Herausforderung Nachweis des Versorgungsnutzens
Lebensstil-Apps haben es bisher schwer, eine dauerhafte DiGA-Listung zu bekommen. Der Nachweis des positiven Versorgungs-effekts ist herausfordernd. Die für Typ-2-Diabetes entwickelte App glucura, ein Medizinprodukt Klasse I, ist bisher vorläufig im DiGA-Verzeichnis gelistet. Sie hat jetzt eine neue, randomisierte Studie gestartet, die Daten für eine dauerhafte Listung liefern soll. Die App ergänzt spezifisch die Versorgung im Disease-Management-Programm Typ-2-Diabetes. Die Anwendung startet mit einer zweiwöchigen Echtzeitbeobachtung des Blutzuckers mittels rtCGM-Sensor und gibt dann ein KI-basiertes, individuelles Mahlzeiten-Blutzucker-Feedback. Ziel ist eine Optimierung der Blutzuckereinstellung. Die randomisierte Studie, die derzeit läuft, ist auf 180 Tage angelegt.

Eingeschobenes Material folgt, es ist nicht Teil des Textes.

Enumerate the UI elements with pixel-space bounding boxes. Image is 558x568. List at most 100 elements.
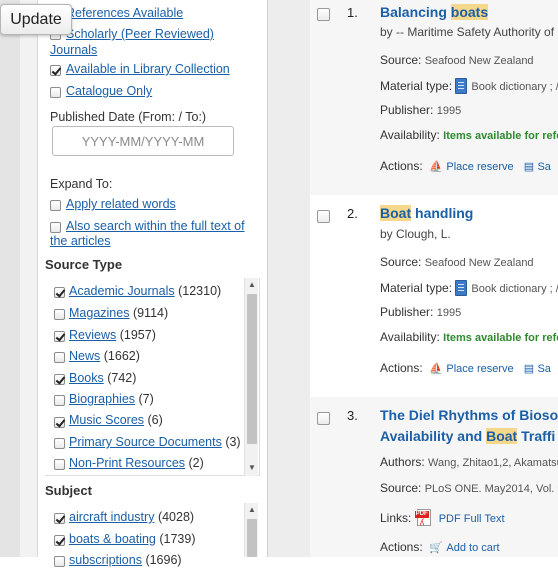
subject-item[interactable]: aircraft industry (4028) (69, 509, 194, 525)
music-scores-checkbox[interactable] (54, 417, 65, 428)
result-title-highlight[interactable]: Boat (380, 205, 412, 221)
place-reserve-icon[interactable]: ⛵ (429, 363, 443, 375)
material-label: Material type: (380, 79, 453, 93)
publisher-label: Publisher: (380, 305, 434, 319)
related-words-checkbox[interactable] (50, 200, 61, 211)
music-scores-count: (6) (147, 413, 163, 427)
place-reserve-link[interactable]: Place reserve (446, 161, 513, 173)
primary-source-checkbox[interactable] (54, 438, 65, 449)
result-title-text[interactable]: Traffi (517, 428, 555, 444)
full-text-label[interactable]: Also search within the full text of (66, 218, 245, 234)
academic-journals-label[interactable]: Academic Journals (69, 284, 175, 298)
source-type-item[interactable]: Biographies (7) (69, 391, 154, 407)
availability-value: Items available for refe (443, 130, 558, 142)
full-text-label-line2[interactable]: the articles (50, 233, 110, 249)
subject-item[interactable]: boats & boating (1739) (69, 531, 196, 547)
news-checkbox[interactable] (54, 352, 65, 363)
magazines-count: (9114) (132, 306, 169, 320)
source-type-item[interactable]: Non-Print Resources (2) (69, 455, 204, 471)
result-title-highlight[interactable]: Boat (486, 428, 518, 444)
catalogue-only-label[interactable]: Catalogue Only (66, 83, 152, 99)
non-print-checkbox[interactable] (54, 459, 65, 470)
peer-reviewed-label-line2[interactable]: Journals (50, 42, 97, 58)
result-material: Material type: Book dictionary ; / (380, 280, 558, 296)
primary-source-label[interactable]: Primary Source Documents (69, 435, 222, 449)
magazines-label[interactable]: Magazines (69, 306, 129, 320)
result-publisher: Publisher: 1995 (380, 305, 461, 319)
cart-icon[interactable]: 🛒 (429, 542, 443, 554)
pdf-full-text-link[interactable]: PDF Full Text (439, 513, 505, 525)
subscriptions-count: (1696) (145, 553, 182, 567)
source-type-scrollbar[interactable]: ▲ ▼ (244, 278, 258, 476)
news-label[interactable]: News (69, 349, 100, 363)
source-type-item[interactable]: Primary Source Documents (3) (69, 434, 241, 450)
references-available-label[interactable]: References Available (66, 5, 183, 21)
result-title-highlight[interactable]: boats (450, 4, 489, 20)
result-title-line2[interactable]: Availability and Boat Traffi (380, 428, 555, 444)
biographies-label[interactable]: Biographies (69, 392, 135, 406)
result-title[interactable]: Boat handling (380, 205, 473, 221)
aircraft-industry-label[interactable]: aircraft industry (69, 510, 154, 524)
result-select-checkbox[interactable] (317, 210, 330, 223)
library-collection-label[interactable]: Available in Library Collection (66, 61, 230, 77)
reviews-checkbox[interactable] (54, 331, 65, 342)
save-link[interactable]: Sa (537, 161, 550, 173)
scroll-down-icon[interactable]: ▼ (248, 464, 256, 472)
result-title-text[interactable]: Balancing (380, 4, 451, 20)
result-title[interactable]: The Diel Rhythms of Biosor (380, 407, 558, 423)
source-type-item[interactable]: Reviews (1957) (69, 327, 156, 343)
book-icon (455, 78, 468, 94)
result-select-checkbox[interactable] (317, 412, 330, 425)
place-reserve-link[interactable]: Place reserve (446, 363, 513, 375)
subject-scrollbar[interactable]: ▲ (244, 503, 258, 557)
add-to-cart-link[interactable]: Add to cart (446, 542, 499, 554)
related-words-label[interactable]: Apply related words (66, 196, 176, 212)
result-title-text[interactable]: handling (411, 205, 473, 221)
publisher-label: Publisher: (380, 103, 434, 117)
result-author: by -- Maritime Safety Authority of (380, 25, 555, 39)
peer-reviewed-label[interactable]: Scholarly (Peer Reviewed) (66, 26, 214, 42)
source-type-item[interactable]: Books (742) (69, 370, 136, 386)
result-select-checkbox[interactable] (317, 8, 330, 21)
subject-item[interactable]: subscriptions (1696) (69, 552, 182, 568)
scroll-thumb[interactable] (247, 519, 257, 557)
academic-journals-checkbox[interactable] (54, 287, 65, 298)
result-record: 1. Balancing boats by -- Maritime Safety… (310, 0, 558, 195)
reviews-label[interactable]: Reviews (69, 328, 116, 342)
aircraft-industry-checkbox[interactable] (54, 513, 65, 524)
music-scores-label[interactable]: Music Scores (69, 413, 144, 427)
source-type-item[interactable]: Academic Journals (12310) (69, 283, 221, 299)
aircraft-industry-count: (4028) (157, 510, 195, 524)
update-button[interactable]: Update (0, 4, 72, 35)
published-date-input[interactable] (52, 126, 234, 156)
scroll-thumb[interactable] (247, 294, 257, 444)
result-title-text[interactable]: Availability and (380, 428, 486, 444)
magazines-checkbox[interactable] (54, 309, 65, 320)
academic-journals-count: (12310) (178, 284, 222, 298)
place-reserve-icon[interactable]: ⛵ (429, 161, 443, 173)
save-link[interactable]: Sa (537, 363, 550, 375)
source-type-item[interactable]: Magazines (9114) (69, 305, 168, 321)
publisher-value: 1995 (436, 307, 462, 319)
result-title[interactable]: Balancing boats (380, 4, 489, 20)
catalogue-only-checkbox[interactable] (50, 87, 61, 98)
result-number: 2. (347, 206, 358, 221)
scroll-up-icon[interactable]: ▲ (248, 281, 256, 289)
full-text-checkbox[interactable] (50, 222, 61, 233)
source-type-item[interactable]: Music Scores (6) (69, 412, 163, 428)
subscriptions-checkbox[interactable] (54, 556, 65, 567)
biographies-checkbox[interactable] (54, 395, 65, 406)
boats-boating-label[interactable]: boats & boating (69, 532, 156, 546)
books-checkbox[interactable] (54, 374, 65, 385)
boats-boating-count: (1739) (159, 532, 196, 546)
subscriptions-label[interactable]: subscriptions (69, 553, 142, 567)
save-icon[interactable]: ▤ (524, 161, 534, 173)
books-label[interactable]: Books (69, 371, 104, 385)
save-icon[interactable]: ▤ (524, 363, 534, 375)
scroll-up-icon[interactable]: ▲ (248, 506, 256, 514)
non-print-label[interactable]: Non-Print Resources (69, 456, 185, 470)
source-type-item[interactable]: News (1662) (69, 348, 140, 364)
boats-boating-checkbox[interactable] (54, 535, 65, 546)
library-collection-checkbox[interactable] (50, 65, 61, 76)
pdf-icon[interactable]: PDF ʎ (414, 509, 435, 527)
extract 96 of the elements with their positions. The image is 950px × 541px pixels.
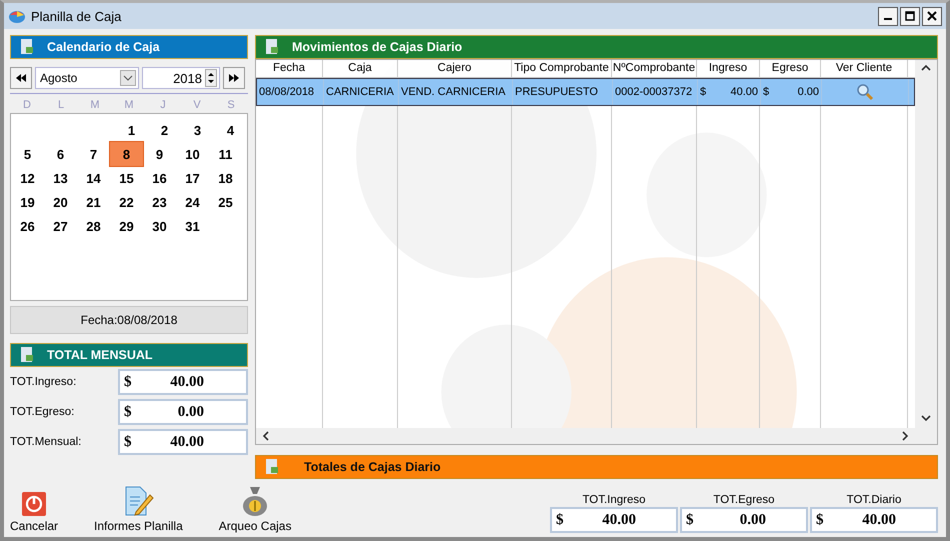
movements-title: Movimientos de Cajas Diario — [292, 40, 462, 54]
calendar-day[interactable]: 21 — [77, 190, 110, 214]
vertical-scrollbar[interactable] — [915, 60, 937, 444]
toolbar-button[interactable]: Informes Planilla — [94, 485, 183, 533]
column-header[interactable]: Fecha — [256, 60, 323, 77]
scroll-right-icon[interactable] — [901, 431, 909, 441]
calendar-day[interactable]: 6 — [44, 142, 77, 166]
column-header[interactable]: Ingreso — [697, 60, 760, 77]
calendar-day[interactable]: 2 — [148, 118, 181, 142]
power-icon — [21, 491, 48, 517]
table-row[interactable]: 08/08/2018 CARNICERIA VEND. CARNICERIA PRESUPUESTO 0002-00037372 $ 40.00 $ 0.00 — [256, 78, 915, 106]
table-cell: VEND. CARNICERIA — [399, 79, 513, 105]
total-label: TOT.Mensual: — [10, 436, 82, 448]
total-field: $ 40.00 — [118, 429, 248, 455]
calendar-day[interactable]: 27 — [44, 214, 77, 238]
column-header[interactable]: Tipo Comprobante — [512, 60, 612, 77]
total-label: TOT.Egreso: — [10, 406, 74, 418]
calendar-day[interactable]: 30 — [143, 214, 176, 238]
total-label: TOT.Egreso — [713, 494, 775, 506]
maximize-icon — [905, 11, 915, 21]
toolbar-button[interactable]: Arqueo Cajas — [218, 485, 292, 533]
calendar-day[interactable]: 10 — [176, 142, 209, 166]
scroll-left-icon[interactable] — [262, 431, 270, 441]
column-header[interactable]: Egreso — [760, 60, 821, 77]
date-label: Fecha:08/08/2018 — [10, 306, 248, 334]
calendar-day[interactable]: 24 — [176, 190, 209, 214]
calendar-day[interactable]: 18 — [209, 166, 242, 190]
calendar-day[interactable]: 15 — [110, 166, 143, 190]
window-title: Planilla de Caja — [31, 8, 122, 24]
calendar-day[interactable]: 17 — [176, 166, 209, 190]
total-field: $ 40.00 — [550, 507, 678, 533]
calendar-day[interactable]: 13 — [44, 166, 77, 190]
calendar-day[interactable]: 25 — [209, 190, 242, 214]
calendar-day[interactable]: 31 — [176, 214, 209, 238]
double-left-arrow-icon — [16, 74, 26, 82]
total-label: TOT.Ingreso: — [10, 376, 76, 388]
minimize-button[interactable] — [878, 6, 898, 26]
weekday-label: L — [56, 99, 66, 111]
total-field: $ 0.00 — [118, 399, 248, 425]
calendar-day[interactable]: 16 — [143, 166, 176, 190]
close-button[interactable] — [922, 6, 942, 26]
total-field: $ 40.00 — [118, 369, 248, 395]
weekday-label: V — [192, 99, 202, 111]
table-cell: PRESUPUESTO — [513, 79, 613, 105]
calendar-day[interactable]: 9 — [143, 142, 176, 166]
calendar-day[interactable]: 26 — [11, 214, 44, 238]
minimize-icon — [884, 18, 892, 20]
calendar-day[interactable]: 14 — [77, 166, 110, 190]
toolbar-button[interactable]: Cancelar — [10, 491, 58, 533]
total-label: TOT.Ingreso — [582, 494, 646, 506]
calendar-day[interactable]: 22 — [110, 190, 143, 214]
total-field: $ 40.00 — [810, 507, 938, 533]
calendar-day[interactable]: 4 — [214, 118, 247, 142]
column-header[interactable]: Ver Cliente — [821, 60, 908, 77]
calendar-title: Calendario de Caja — [47, 40, 160, 54]
table-cell: $ 0.00 — [761, 79, 822, 105]
table-cell: 0002-00037372 — [613, 79, 698, 105]
weekday-label: S — [226, 99, 236, 111]
weekday-label: J — [159, 99, 167, 111]
calendar-day[interactable]: 1 — [115, 118, 148, 142]
horizontal-scrollbar[interactable] — [256, 428, 915, 444]
calendar-day[interactable]: 29 — [110, 214, 143, 238]
year-spinner[interactable]: 2018 — [142, 67, 220, 89]
calendar-day[interactable]: 28 — [77, 214, 110, 238]
calendar-day[interactable]: 11 — [209, 142, 242, 166]
table-cell: CARNICERIA — [324, 79, 399, 105]
daily-totals-title: Totales de Cajas Diario — [304, 460, 441, 474]
column-header[interactable]: Cajero — [398, 60, 512, 77]
column-header[interactable]: NºComprobante — [612, 60, 697, 77]
weekday-label: M — [89, 99, 101, 111]
total-label: TOT.Diario — [846, 494, 902, 506]
column-header[interactable]: Caja — [323, 60, 398, 77]
search-icon[interactable] — [856, 83, 874, 101]
previous-month-button[interactable] — [10, 67, 32, 89]
double-right-arrow-icon — [229, 74, 239, 82]
maximize-button[interactable] — [900, 6, 920, 26]
scroll-up-icon[interactable] — [921, 64, 931, 72]
table-cell: $ 40.00 — [698, 79, 761, 105]
weekday-label: M — [123, 99, 135, 111]
calendar-day[interactable]: 7 — [77, 142, 110, 166]
weekday-label: D — [22, 99, 32, 111]
calendar-day[interactable]: 23 — [143, 190, 176, 214]
month-dropdown[interactable]: Agosto — [35, 67, 139, 89]
scroll-down-icon[interactable] — [921, 414, 931, 422]
calendar-day[interactable]: 20 — [44, 190, 77, 214]
calendar-day[interactable]: 5 — [11, 142, 44, 166]
calendar-day[interactable]: 12 — [11, 166, 44, 190]
table-cell: 08/08/2018 — [257, 79, 324, 105]
monthly-total-title: TOTAL MENSUAL — [47, 348, 153, 362]
calendar-day[interactable]: 19 — [11, 190, 44, 214]
total-field: $ 0.00 — [680, 507, 808, 533]
calendar-day[interactable]: 8 — [110, 142, 143, 166]
calendar-day[interactable]: 3 — [181, 118, 214, 142]
close-icon — [927, 11, 937, 21]
next-month-button[interactable] — [223, 67, 245, 89]
spinner-arrows-icon[interactable] — [205, 69, 217, 87]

Patient:innen könnten gefährdet werden, wenn höhere Risikoklassen nicht streng genug überprüft werden, so die Standesvertreter:innen weiter. Zudem befürchtete man, dass es zu einer Verwässerung der Qualitätsstandards kommen könnte, da die bisherigen Anforderungen für niedrigere Risikoklassen nicht ausreichen. Aus diesem Grund forderten die Verfasser:innen des Briefes eine strengere Überprüfung und klare Regelungen für die DiGA IIb. Ohne die Einbindung der Heilberufler:innen wird es aber nicht gehen. Schon die DiGA der niedrigeren Risikoklassen sind bei Ärzt:innen nicht genug bekannt und/oder werden nur zögerlich verschrieben. Hier sehen Vertreter:innen aus der Industrie neben den oft als zu langwierig und bürokratisch empfundenen derzeitigen Regulierungsverfahren die größten Hürden für die Etablierung tragfähiger Geschäftsmodelle.
Fazit
Dass DiGA IIb ein großes Potenzial zur Verbesserung der Gesundheitsversorgung bieten, stellen die wenigsten infrage, doch insgesamt ist die Einführung von DiGA der Risikoklasse IIb nicht nur eine Frage der regulatorischen Rahmenbedingungen, sondern auch der wirtschaftlichen und technologischen Machbarkeit. Es bleibt also abzuwarten, wie sich dieser Bereich weiterentwickeln wird und ob die Hersteller bereit sind, die damit verbundenen Risiken und Kosten auf sich zu nehmen. Langfristig Leidtragende der aktuellen Lage könnten vor allem kleine Start-ups sein, die nicht über die nötigen Ressourcen verfügen, um den oft lange und steinigen Weg der Zertifizierung durchzuhalten. In der Folge könnten sich viele entscheiden, ihre Produkte lieber auf dem internationalen Markt anzubieten, etwa in den USA, wo für solche Produkte attraktivere Marktbedingungen geschaffen wurden – daran kann jedoch niemand ein Interesse haben.